DistributedProofreaders / dproofreaders

Distributed Proofreaders is a web application intended to ease the process of converting public domain books into e-texts.
https://www.pgdp.net
GNU General Public License v2.0
46 stars 28 forks source link

Convert SR notifications & PG catalog import to BackgroundJobs #1243

Closed cpeel closed 4 days ago

cpeel commented 1 week ago

This converts the SR notification and PG catalog import cronjobs to BackgroundJobs. The SR change was a very straight lift. The PG catalog import now extracts to a temporary location and cleans up after itself rather than writing to /data/htdocs/d/pg/catalog. The files are never used or accessed after the database import so there's no reason for it to run in the web context.
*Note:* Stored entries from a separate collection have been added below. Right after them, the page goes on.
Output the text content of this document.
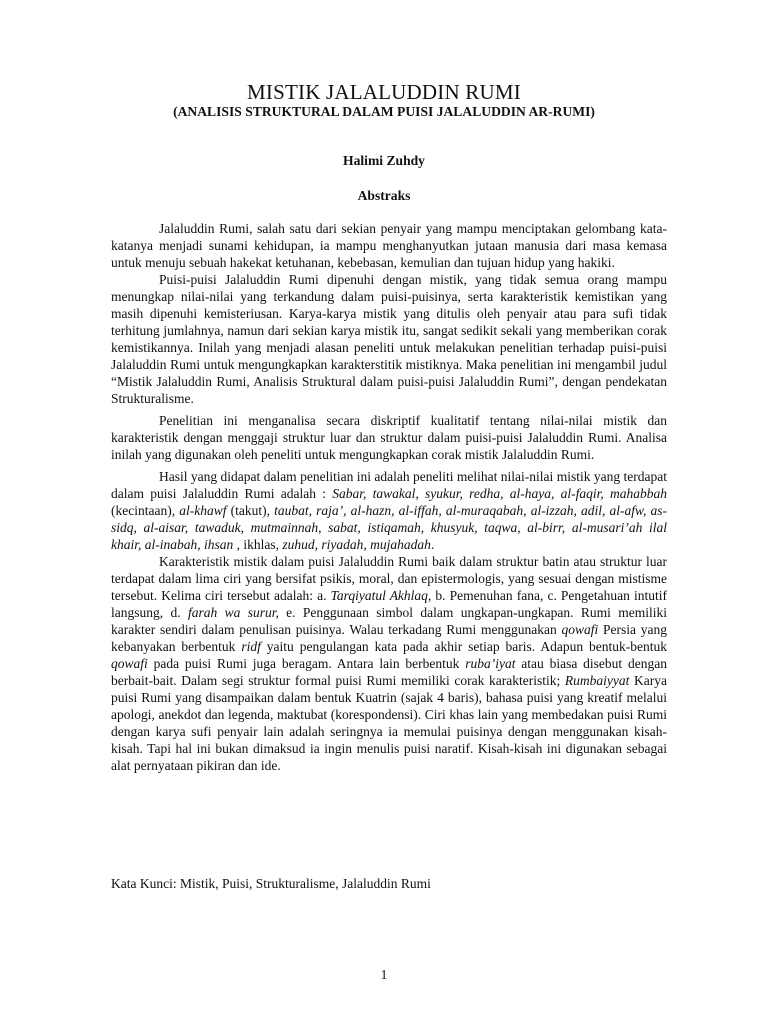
MISTIK JALALUDDIN RUMI
(ANALISIS STRUKTURAL DALAM PUISI JALALUDDIN AR-RUMI)
Halimi Zuhdy
Abstraks

Jalaluddin Rumi, salah satu dari sekian penyair yang mampu menciptakan gelombang kata-katanya menjadi sunami kehidupan, ia mampu menghanyutkan jutaan manusia dari masa kemasa untuk menuju sebuah hakekat ketuhanan, kebebasan, kemulian dan tujuan hidup yang hakiki.

Puisi-puisi Jalaluddin Rumi dipenuhi dengan mistik, yang tidak semua orang mampu menungkap nilai-nilai yang terkandung dalam puisi-puisinya, serta karakteristik kemistikan yang masih dipenuhi kemisteriusan. Karya-karya mistik yang ditulis oleh penyair atau para sufi tidak terhitung jumlahnya, namun dari sekian karya mistik itu, sangat sedikit sekali yang memberikan corak kemistikannya. Inilah yang menjadi alasan peneliti untuk melakukan penelitian terhadap puisi-puisi Jalaluddin Rumi untuk mengungkapkan karakterstitik mistiknya. Maka penelitian ini mengambil judul “Mistik Jalaluddin Rumi, Analisis Struktural dalam puisi-puisi Jalaluddin Rumi”, dengan pendekatan Strukturalisme.

Penelitian ini menganalisa secara diskriptif kualitatif tentang nilai-nilai mistik dan karakteristik dengan menggaji struktur luar dan struktur dalam puisi-puisi Jalaluddin Rumi. Analisa inilah yang digunakan oleh peneliti untuk mengungkapkan corak mistik Jalaluddin Rumi.

Hasil yang didapat dalam penelitian ini adalah peneliti melihat nilai-nilai mistik yang terdapat dalam puisi Jalaluddin Rumi adalah : Sabar, tawakal, syukur, redha, al-haya, al-faqir, mahabbah (kecintaan), al-khawf (takut), taubat, raja’, al-hazn, al-iffah, al-muraqabah, al-izzah, adil, al-afw, as-sidq, al-aisar, tawaduk, mutmainnah, sabat, istiqamah, khusyuk, taqwa, al-birr, al-musari’ah ilal khair, al-inabah, ihsan , ikhlas, zuhud, riyadah, mujahadah.

Karakteristik mistik dalam puisi Jalaluddin Rumi baik dalam struktur batin atau struktur luar terdapat dalam lima ciri yang bersifat psikis, moral, dan epistermologis, yang sesuai dengan mistisme tersebut. Kelima ciri tersebut adalah: a. Tarqiyatul Akhlaq, b. Pemenuhan fana, c. Pengetahuan intutif langsung, d. farah wa surur, e. Penggunaan simbol dalam ungkapan-ungkapan. Rumi memiliki karakter sendiri dalam penulisan puisinya. Walau terkadang Rumi menggunakan qowafi Persia yang kebanyakan berbentuk ridf yaitu pengulangan kata pada akhir setiap baris. Adapun bentuk-bentuk qowafi pada puisi Rumi juga beragam. Antara lain berbentuk ruba’iyat atau biasa disebut dengan berbait-bait. Dalam segi struktur formal puisi Rumi memiliki corak karakteristik; Rumbaiyyat Karya puisi Rumi yang disampaikan dalam bentuk Kuatrin (sajak 4 baris), bahasa puisi yang kreatif melalui apologi, anekdot dan legenda, maktubat (korespondensi). Ciri khas lain yang membedakan puisi Rumi dengan karya sufi penyair lain adalah seringnya ia memulai puisinya dengan menggunakan kisah-kisah. Tapi hal ini bukan dimaksud ia ingin menulis puisi naratif. Kisah-kisah ini digunakan sebagai alat pernyataan pikiran dan ide.

Kata Kunci: Mistik, Puisi, Strukturalisme, Jalaluddin Rumi

1
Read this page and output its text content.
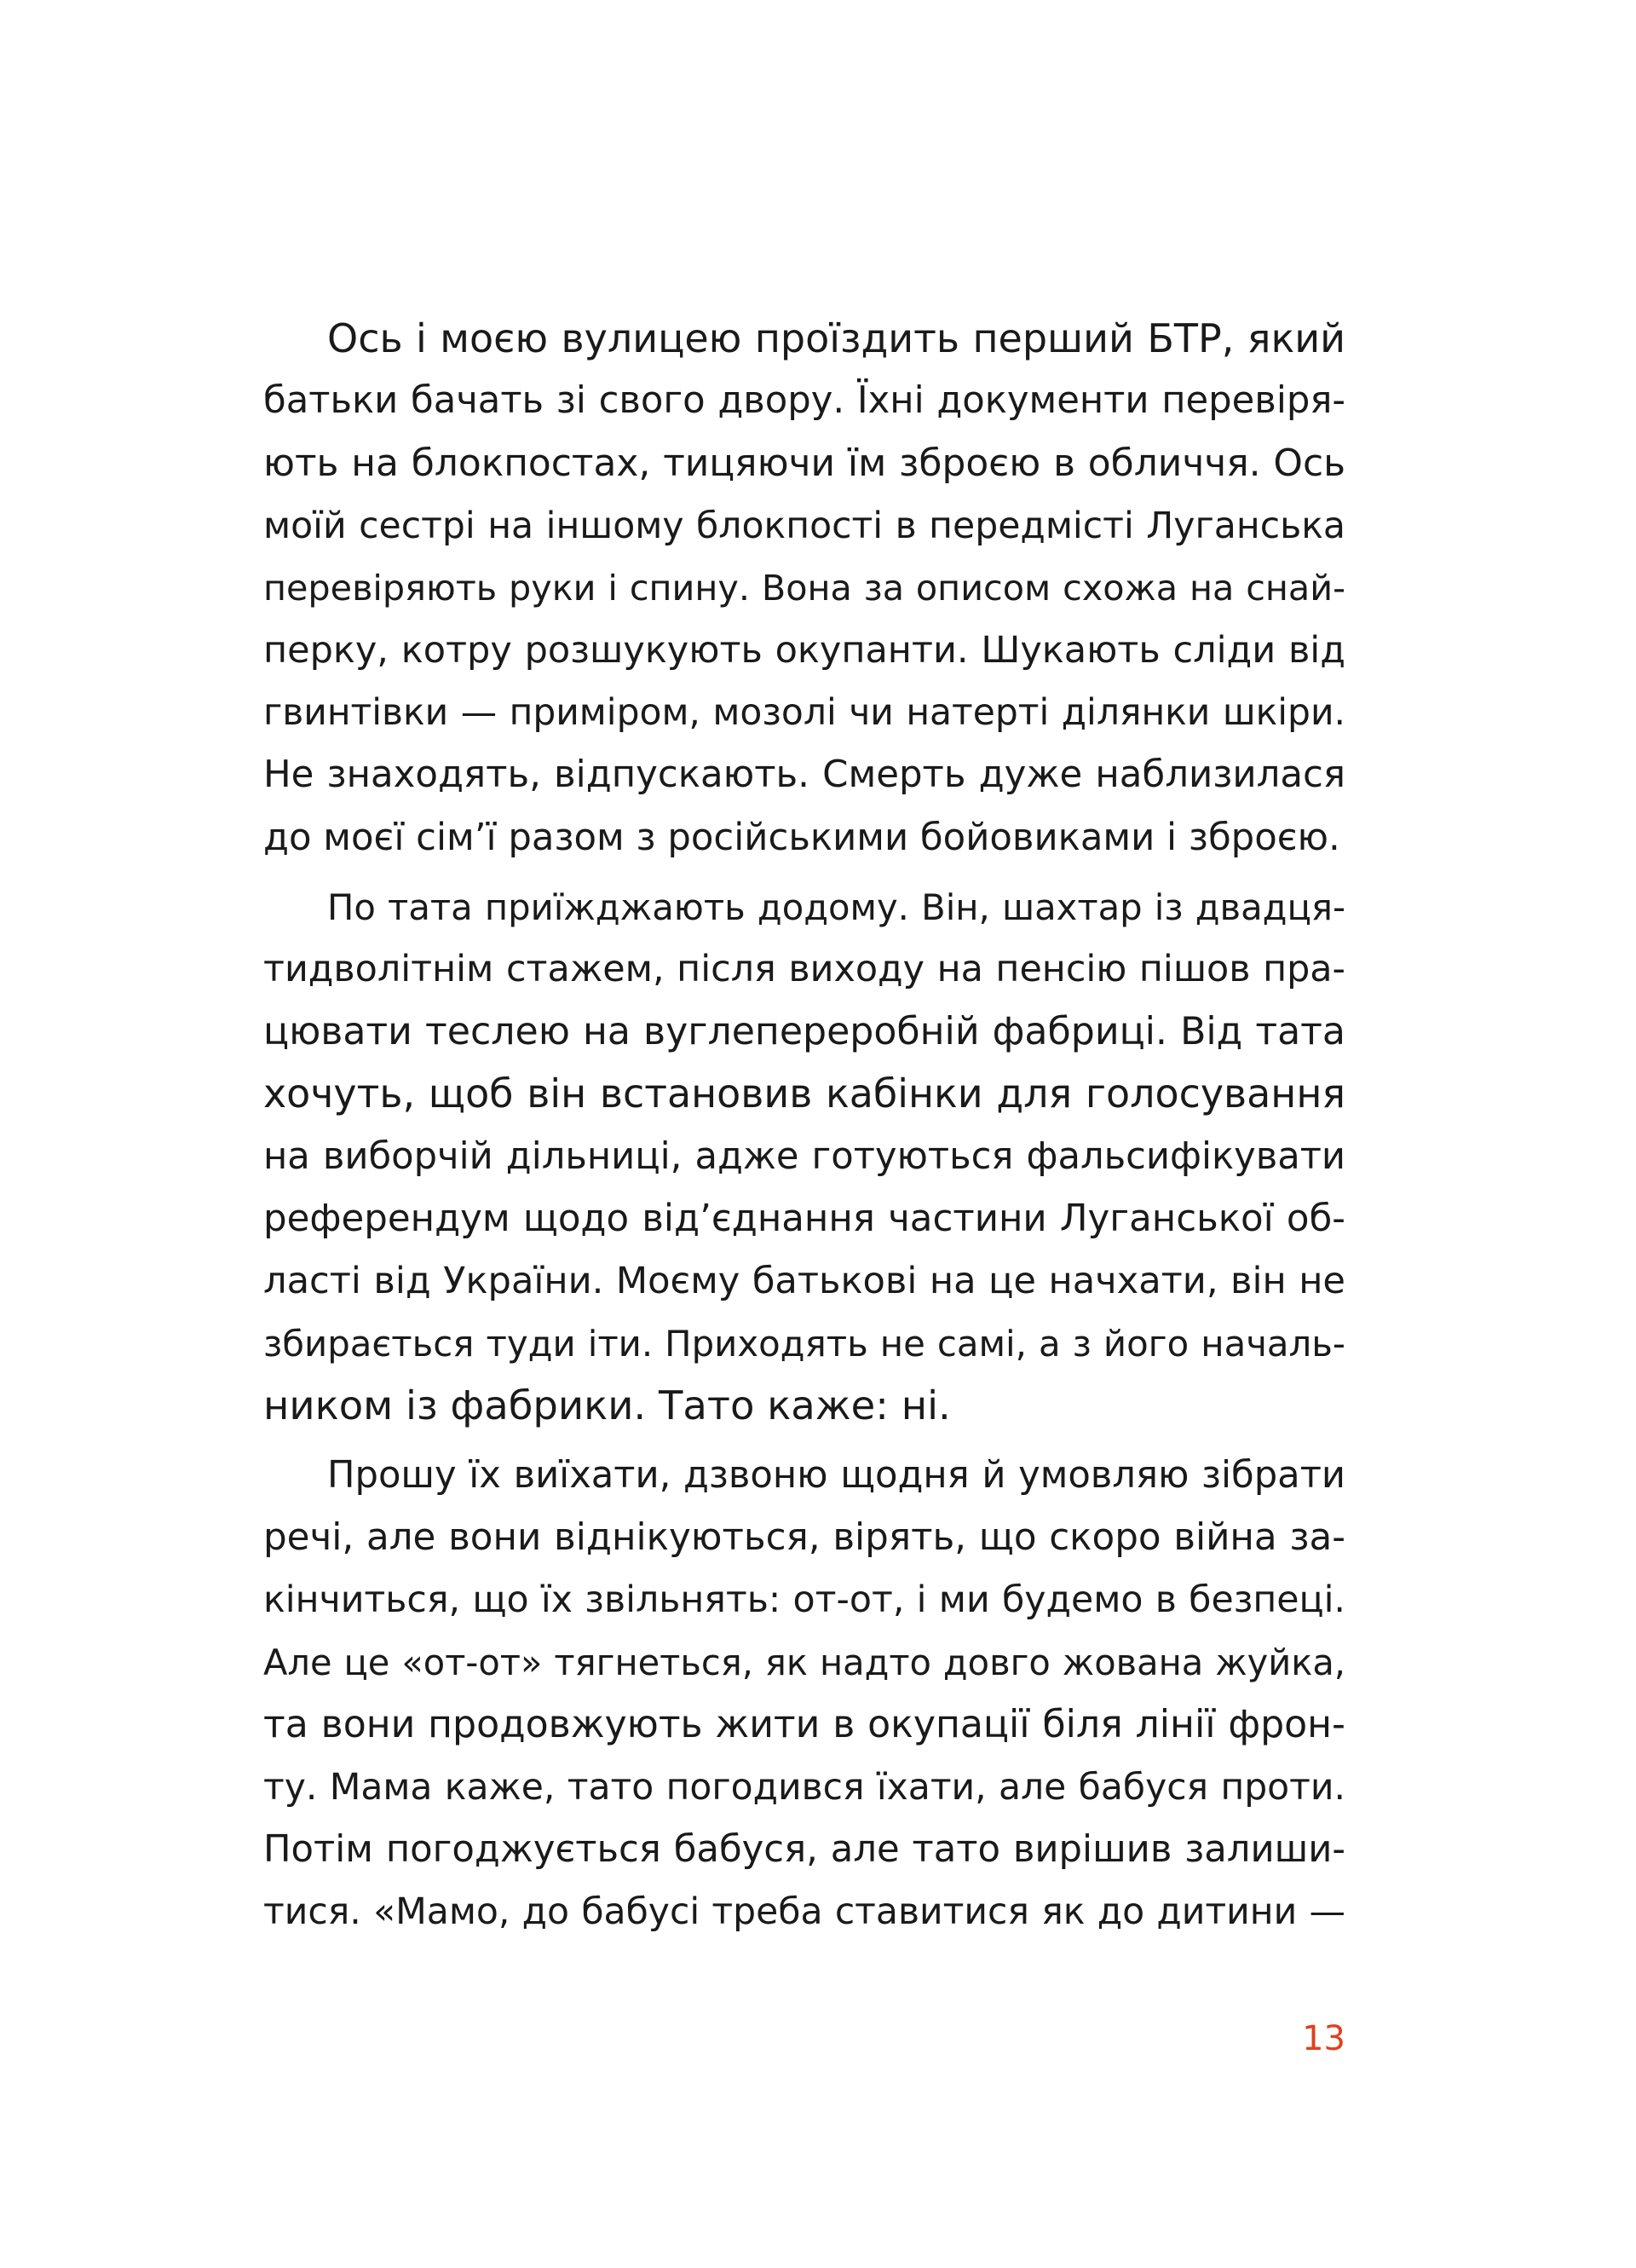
Ось і моєю вулицею проїздить перший БТР, який
батьки бачать зі свого двору. Їхні документи перевіря-
ють на блокпостах, тицяючи їм зброєю в обличчя. Ось
моїй сестрі на іншому блокпості в передмісті Луганська
перевіряють руки і спину. Вона за описом схожа на снай-
перку, котру розшукують окупанти. Шукають сліди від
гвинтівки — приміром, мозолі чи натерті ділянки шкіри.
Не знаходять, відпускають. Смерть дуже наблизилася
до моєї сім’ї разом з російськими бойовиками і зброєю.
По тата приїжджають додому. Він, шахтар із двадця-
тидволітнім стажем, після виходу на пенсію пішов пра-
цювати теслею на вуглепереробній фабриці. Від тата
хочуть, щоб він встановив кабінки для голосування
на виборчій дільниці, адже готуються фальсифікувати
референдум щодо від’єднання частини Луганської об-
ласті від України. Моєму батькові на це начхати, він не
збирається туди іти. Приходять не самі, а з його началь-
ником із фабрики. Тато каже: ні.
Прошу їх виїхати, дзвоню щодня й умовляю зібрати
речі, але вони віднікуються, вірять, що скоро війна за-
кінчиться, що їх звільнять: от-от, і ми будемо в безпеці.
Але це «от-от» тягнеться, як надто довго жована жуйка,
та вони продовжують жити в окупації біля лінії фрон-
ту. Мама каже, тато погодився їхати, але бабуся проти.
Потім погоджується бабуся, але тато вирішив залиши-
тися. «Мамо, до бабусі треба ставитися як до дитини —
13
Examples of both jobs with the verbose output:

cpeel@ip-172-31-12-95:~/u-cpeel-dp/crontab (sr-and-pg-import)$ php run_background_job.php SendSmoothreadingNotifications true
Background job: SendSmoothreadingNotifications
Status: No notifications sent
cpeel@ip-172-31-12-95:~/u-cpeel-dp/crontab (sr-and-pg-import)$ php run_background_job.php ImportPGCatalog true
Background job: ImportPGCatalog
Status: Processed 73799 etexts
Output:
Downloading https://www.gutenberg.org/cache/epub/feeds/rdf-files.tar.bz2 to /tmp/pg-catalog-files/rdf-files.tar.bz2...
Extracting files from /tmp/pg-catalog-files/rdf-files.tar.bz2 to /tmp/pg-catalog-files...
Scanning files in /tmp/pg-catalog-files...
Finished processing 73799 RDF files.
Warning: The following MIME types do not have entries in $display_mapping:
     11 application/x-musescore
Putting the data into the table...